仮想化基盤の選定基準に関する調査結果
最近、サイバートラスト株式会社が行った「仮想化基盤の選定基準と移行実態に関する調査」が注目されています。この調査の対象は、VMwareによるサーバー仮想化基盤を利用している109名の情報システム部門の担当者です。調査の結果、仮想化基盤の選定にあたり、多くの企業が「コストの予見可能性」と「長期サポート体制」を重視していることが明らかになりました。
コスト負担の変化
調査結果からは、711名の回答者のうち93.6%がVMwareのライセンスモデル変更によりコスト負担が増加したと回答しています。中でも75.5%が「ライセンス費用の大幅上昇」を主な要因として挙げており、これにより企業のコスト構造が変化したことが見受けられます。このような状況から、IT部門は他のサーバー仮想化基盤への移行を真剣に検討しているのです。

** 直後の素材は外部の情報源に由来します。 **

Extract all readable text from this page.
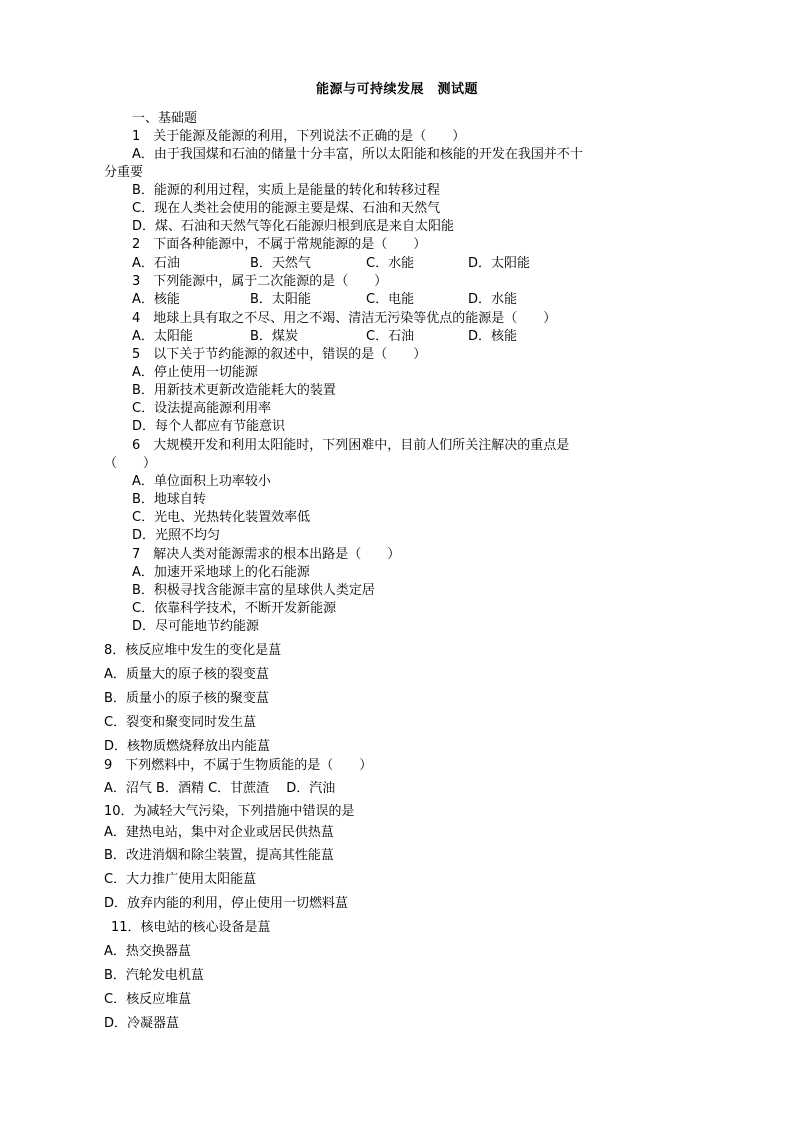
能源与可持续发展　测试题
一、基础题
1　关于能源及能源的利用，下列说法不正确的是（　　）
A．由于我国煤和石油的储量十分丰富，所以太阳能和核能的开发在我国并不十
分重要
B．能源的利用过程，实质上是能量的转化和转移过程
C．现在人类社会使用的能源主要是煤、石油和天然气
D．煤、石油和天然气等化石能源归根到底是来自太阳能
2　下面各种能源中，不属于常规能源的是（　　）
A．石油	B．天然气	C．水能	D．太阳能
3　下列能源中，属于二次能源的是（　　）
A．核能	B．太阳能	C．电能	D．水能
4　地球上具有取之不尽、用之不竭、清洁无污染等优点的能源是（　　）
A．太阳能	B．煤炭	C．石油	D．核能
5　以下关于节约能源的叙述中，错误的是（　　）
A．停止使用一切能源
B．用新技术更新改造能耗大的装置
C．设法提高能源利用率
D．每个人都应有节能意识
6　大规模开发和利用太阳能时，下列困难中，目前人们所关注解决的重点是
（　　）
A．单位面积上功率较小
B．地球自转
C．光电、光热转化装置效率低
D．光照不均匀
7　解决人类对能源需求的根本出路是（　　）
A．加速开采地球上的化石能源
B．积极寻找含能源丰富的星球供人类定居
C．依靠科学技术，不断开发新能源
D．尽可能地节约能源
8．核反应堆中发生的变化是蒀
A．质量大的原子核的裂变蒀
B．质量小的原子核的聚变蒀
C．裂变和聚变同时发生蒀
D．核物质燃烧释放出内能蒀
9　下列燃料中，不属于生物质能的是（　　）
A．沼气 B．酒精 C．甘蔗渣　 D．汽油
10．为减轻大气污染，下列措施中错误的是
A．建热电站，集中对企业或居民供热蒀
B．改进消烟和除尘装置，提高其性能蒀
C．大力推广使用太阳能蒀
D．放弃内能的利用，停止使用一切燃料蒀
11．核电站的核心设备是蒀
A．热交换器蒀
B．汽轮发电机蒀
C．核反应堆蒀
D．冷凝器蒀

実際、移行先を「比較検討中」と答えたのは48.6%、すでに移行を開始したという企業も28.4%存在しており、あわせて77.0%が具体的な行動を取っている姿が浮かび上がります。
移行先選定の重視点
仮想化基盤の移行先を選定する際の要素で最も重視されているのは「ライセンス・運用コストの予見可能性」で、62.4%の支持を得ています。これに対して「長期サポート体制」が49.5%と続き、次に「機能の豊富さ」が22.0%の支持を受けています。この結果から、企業は安定したコストで運用可能な選択肢を求めていることがうかがえます。機能面よりもコスト管理が優先される傾向が鮮明です。
国内サポート体制への期待
サポート面では「国内拠点による迅速な対応」が48.6%と最も多く、日本語での問い合わせ対応を求める者も42.2%に上りました。さらに、8年以上の長期保守を求めるニーズが39.4%という結果が得られ、企業の信頼性向上に向けた期待が伝わります。これらの結果から、国内ベンダーに対する信頼とサポート体制の強化が企業にとって重要視されていることが分かります。
まとめと今後の考察
調査によると、VMwareのライセンスモデル変更によるコストアップが企業の仮想化基盤移行計画に影響を与えていることが明らかになりました。また、移行先を選定する際にはコストの予見可能性と長期的なサポート体制が重視されており、今後のIT戦略における重要な要素となるでしょう。企業にとって、安定した仮想化基盤を構築することは、競争力維持のための鍵であり、国内ベンダーによるサポートが大きな役割を果たすことが期待されます。これから多くの企業がこの調査結果を踏まえ、仮想化基盤の見直しに動くことで、より効率的かつ透明なコスト体制を実現することが期待されます。